Une clause de solidarité différenciant colocataires et époux ou pacsés n’est pas abusive

Delphine VISSOL
Delphine VISSOL

 

Source : Cass. 3e civ. 12-1-2017 n° 16-10.324 FS-PBI

 

Le 20 août 2010, l’OPAC d’Amiens, devenu l’Office Public d’Habitat d’Amiens, a donné à bail un appartement à M. X… et à Mme Y…, le contrat comportant une clause de solidarité ainsi rédigée : “Il est expressément stipulé que les époux, quel que soit leur régime juridique, les personnes liées par un PACS, les colocataires sont tenus solidairement et indivisibles de l’exécution du présent contrat.

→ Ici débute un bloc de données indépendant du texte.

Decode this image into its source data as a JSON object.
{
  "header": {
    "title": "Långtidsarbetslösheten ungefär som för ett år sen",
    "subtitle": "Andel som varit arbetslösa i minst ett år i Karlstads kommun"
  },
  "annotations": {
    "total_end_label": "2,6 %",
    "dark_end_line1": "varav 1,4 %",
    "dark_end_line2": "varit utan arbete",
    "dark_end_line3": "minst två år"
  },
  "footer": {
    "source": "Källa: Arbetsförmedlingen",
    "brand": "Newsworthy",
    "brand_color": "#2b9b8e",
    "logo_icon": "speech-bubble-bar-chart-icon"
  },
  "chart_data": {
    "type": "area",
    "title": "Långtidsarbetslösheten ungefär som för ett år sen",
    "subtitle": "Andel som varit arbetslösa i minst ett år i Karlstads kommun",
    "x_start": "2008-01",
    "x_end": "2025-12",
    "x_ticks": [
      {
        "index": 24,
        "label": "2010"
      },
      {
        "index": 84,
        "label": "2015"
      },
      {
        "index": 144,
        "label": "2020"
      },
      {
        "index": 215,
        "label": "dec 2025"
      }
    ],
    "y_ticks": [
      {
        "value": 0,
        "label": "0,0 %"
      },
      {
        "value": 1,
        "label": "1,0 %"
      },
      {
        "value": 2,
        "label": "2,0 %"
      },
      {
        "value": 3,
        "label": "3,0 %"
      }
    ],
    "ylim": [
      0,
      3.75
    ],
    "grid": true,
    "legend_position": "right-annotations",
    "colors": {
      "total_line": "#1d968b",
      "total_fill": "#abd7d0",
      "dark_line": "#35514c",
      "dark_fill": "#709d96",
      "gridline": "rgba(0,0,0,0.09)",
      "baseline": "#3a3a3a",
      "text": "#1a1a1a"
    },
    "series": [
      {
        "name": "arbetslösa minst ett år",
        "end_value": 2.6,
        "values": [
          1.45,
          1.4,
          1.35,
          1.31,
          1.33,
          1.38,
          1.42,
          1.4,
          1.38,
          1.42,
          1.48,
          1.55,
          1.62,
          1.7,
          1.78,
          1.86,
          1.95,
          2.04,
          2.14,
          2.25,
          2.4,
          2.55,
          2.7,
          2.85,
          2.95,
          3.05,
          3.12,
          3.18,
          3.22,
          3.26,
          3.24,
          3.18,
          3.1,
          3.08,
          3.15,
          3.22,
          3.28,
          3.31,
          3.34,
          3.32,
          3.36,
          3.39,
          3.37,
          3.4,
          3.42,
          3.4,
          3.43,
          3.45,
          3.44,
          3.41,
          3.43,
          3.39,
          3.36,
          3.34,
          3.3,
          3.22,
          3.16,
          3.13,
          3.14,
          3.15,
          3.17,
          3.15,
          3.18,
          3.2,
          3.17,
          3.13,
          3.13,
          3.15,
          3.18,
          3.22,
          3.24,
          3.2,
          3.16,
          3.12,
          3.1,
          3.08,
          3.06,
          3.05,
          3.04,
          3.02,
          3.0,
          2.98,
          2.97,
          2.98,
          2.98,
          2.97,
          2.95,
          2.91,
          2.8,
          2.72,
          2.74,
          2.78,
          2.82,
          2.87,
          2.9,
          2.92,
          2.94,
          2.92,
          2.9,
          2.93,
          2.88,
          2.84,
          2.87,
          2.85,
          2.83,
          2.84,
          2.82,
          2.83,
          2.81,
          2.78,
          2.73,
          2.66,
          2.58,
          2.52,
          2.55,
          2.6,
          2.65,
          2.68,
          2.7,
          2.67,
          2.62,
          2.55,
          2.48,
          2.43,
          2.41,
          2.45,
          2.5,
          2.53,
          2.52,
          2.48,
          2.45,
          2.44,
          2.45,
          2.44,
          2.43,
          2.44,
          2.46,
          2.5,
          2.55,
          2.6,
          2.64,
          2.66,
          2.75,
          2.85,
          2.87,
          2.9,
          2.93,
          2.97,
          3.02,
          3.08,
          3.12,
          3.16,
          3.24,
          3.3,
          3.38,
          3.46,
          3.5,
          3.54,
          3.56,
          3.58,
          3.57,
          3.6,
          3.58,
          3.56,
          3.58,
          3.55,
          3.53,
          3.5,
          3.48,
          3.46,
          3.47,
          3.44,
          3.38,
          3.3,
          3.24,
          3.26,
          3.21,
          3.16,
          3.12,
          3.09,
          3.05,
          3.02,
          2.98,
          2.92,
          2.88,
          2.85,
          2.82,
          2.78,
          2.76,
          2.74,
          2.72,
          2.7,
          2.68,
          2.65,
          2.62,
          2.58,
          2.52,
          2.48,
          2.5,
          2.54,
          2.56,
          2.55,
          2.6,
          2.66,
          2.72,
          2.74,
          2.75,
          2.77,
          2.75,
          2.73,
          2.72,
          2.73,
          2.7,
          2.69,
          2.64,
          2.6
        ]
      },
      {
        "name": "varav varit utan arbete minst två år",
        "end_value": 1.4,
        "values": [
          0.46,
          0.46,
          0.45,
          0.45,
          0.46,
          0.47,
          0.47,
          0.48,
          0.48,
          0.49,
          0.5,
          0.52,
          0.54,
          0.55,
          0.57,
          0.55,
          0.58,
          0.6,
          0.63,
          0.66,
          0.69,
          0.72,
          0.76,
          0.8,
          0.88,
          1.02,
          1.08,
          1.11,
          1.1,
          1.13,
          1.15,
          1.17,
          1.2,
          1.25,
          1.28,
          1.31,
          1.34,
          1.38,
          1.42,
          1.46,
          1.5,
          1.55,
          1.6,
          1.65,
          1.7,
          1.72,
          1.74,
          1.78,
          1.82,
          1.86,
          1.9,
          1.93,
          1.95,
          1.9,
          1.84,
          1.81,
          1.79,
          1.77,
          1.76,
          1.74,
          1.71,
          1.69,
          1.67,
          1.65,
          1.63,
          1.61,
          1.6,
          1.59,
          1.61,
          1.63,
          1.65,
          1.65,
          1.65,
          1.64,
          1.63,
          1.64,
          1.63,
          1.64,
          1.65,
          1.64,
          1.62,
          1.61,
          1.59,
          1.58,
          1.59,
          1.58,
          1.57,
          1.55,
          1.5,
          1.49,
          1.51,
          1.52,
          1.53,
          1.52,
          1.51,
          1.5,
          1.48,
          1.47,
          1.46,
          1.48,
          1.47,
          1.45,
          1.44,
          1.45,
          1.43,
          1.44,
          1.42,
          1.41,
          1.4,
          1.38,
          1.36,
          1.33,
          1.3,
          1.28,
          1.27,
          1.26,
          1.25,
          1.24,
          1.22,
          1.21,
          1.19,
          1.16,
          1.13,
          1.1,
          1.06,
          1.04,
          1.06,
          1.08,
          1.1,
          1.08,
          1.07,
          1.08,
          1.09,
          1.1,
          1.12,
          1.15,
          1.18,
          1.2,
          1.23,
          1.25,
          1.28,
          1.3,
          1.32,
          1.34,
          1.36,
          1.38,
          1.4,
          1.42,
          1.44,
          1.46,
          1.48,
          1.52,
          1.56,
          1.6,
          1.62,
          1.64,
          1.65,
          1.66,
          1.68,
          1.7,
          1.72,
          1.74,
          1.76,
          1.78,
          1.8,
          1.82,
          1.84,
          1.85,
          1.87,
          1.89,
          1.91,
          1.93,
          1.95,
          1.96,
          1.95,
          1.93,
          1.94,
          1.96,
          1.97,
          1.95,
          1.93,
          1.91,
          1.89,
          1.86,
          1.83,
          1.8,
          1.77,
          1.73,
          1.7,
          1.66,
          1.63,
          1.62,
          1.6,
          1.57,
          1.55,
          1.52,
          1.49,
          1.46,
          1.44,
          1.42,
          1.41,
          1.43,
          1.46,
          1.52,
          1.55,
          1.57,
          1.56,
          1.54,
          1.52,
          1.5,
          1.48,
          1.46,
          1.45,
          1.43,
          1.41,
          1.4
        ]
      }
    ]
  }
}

Pour les colocataires, la solidarité demeurera après la délivrance d’un congé de l’un d’entre eux pendant une durée minimum de trois années à compter de la date de la réception de la lettre de congé“.

 

Mme Y… ayant donné congé avec effet au 7 mars 2011, M. X… est demeuré seul dans le logement.

 

Le 30 juillet 2013, le bailleur a délivré aux preneurs un commandement visant la clause résolutoire afin d’obtenir le paiement d’un arriéré de loyer puis les a assignés devant le juge des référés en constatation de la résiliation du bail.

 

Pour dire nulle et réputée non écrite la clause de solidarité et rejeter la demande dirigée contre Mme Y…, la Cour d’appel d’Amiens retient que cette clause est discriminatoire en ce qu’elle prévoit une situation plus défavorable pour les colocataires par rapport aux couples mariés ou liés par un pacte civil de solidarité, pour lesquels aucune sanction n’est prévue en cas de congé donné par l’un des deux au bailleur, et qu’elle introduit un déséquilibre entre les parties contractantes au préjudice des colocataires et en faveur du seul bailleur, lequel se réserve le pouvoir d’apprécier, sans limitation dans le temps, la durée pendant laquelle il pourra réclamer le règlement des sommes dues en vertu du bail au colocataire lui ayant donné congé.

 

La Troisième Chambre civile de la Cour de cassation censure cet arrêt considérant, au visa des dispositions de l’article L 132-1 du Code de la consommation dans sa rédaction applicable au litige :

 

« Attendu que, dans les contrats conclus entre professionnels et non-professionnels ou consommateurs, sont abusives les clauses qui ont pour objet ou pour effet de créer, au détriment du non-professionnel ou du consommateur, un déséquilibre significatif entre les droits et obligations des parties au contrat

(…)

Qu’en statuant ainsi, alors que tous les copreneurs solidaires sont tenus au paiement des loyers et des charges jusqu’à l’extinction du bail, quelle que soit leur situation personnelle, et que la stipulation de solidarité, qui n’est pas illimitée dans le temps, ne crée pas au détriment du preneur un déséquilibre significatif entre les droits et obligations respectifs des parties au contrat, la cour d’appel a violé le texte susvisé ; »

 

Cet arrêt est également intéressant en ce qu’il rappelle que la solidarité ne se présume point et qu’en l’absence de stipulation expresse visant les indemnités d’occupation, la solidarité ne peut s’appliquer qu’aux loyers et charges impayés à la date de résiliation du bail de sorte que la Cour ne pouvait, pour dire la clause de solidarité imprécise quant aux sommes restant dues, retenir que celle-ci n’indiquait pas s’il s’agissait seulement des loyers et charges restés impayés ou des loyers et des indemnités d’occupation.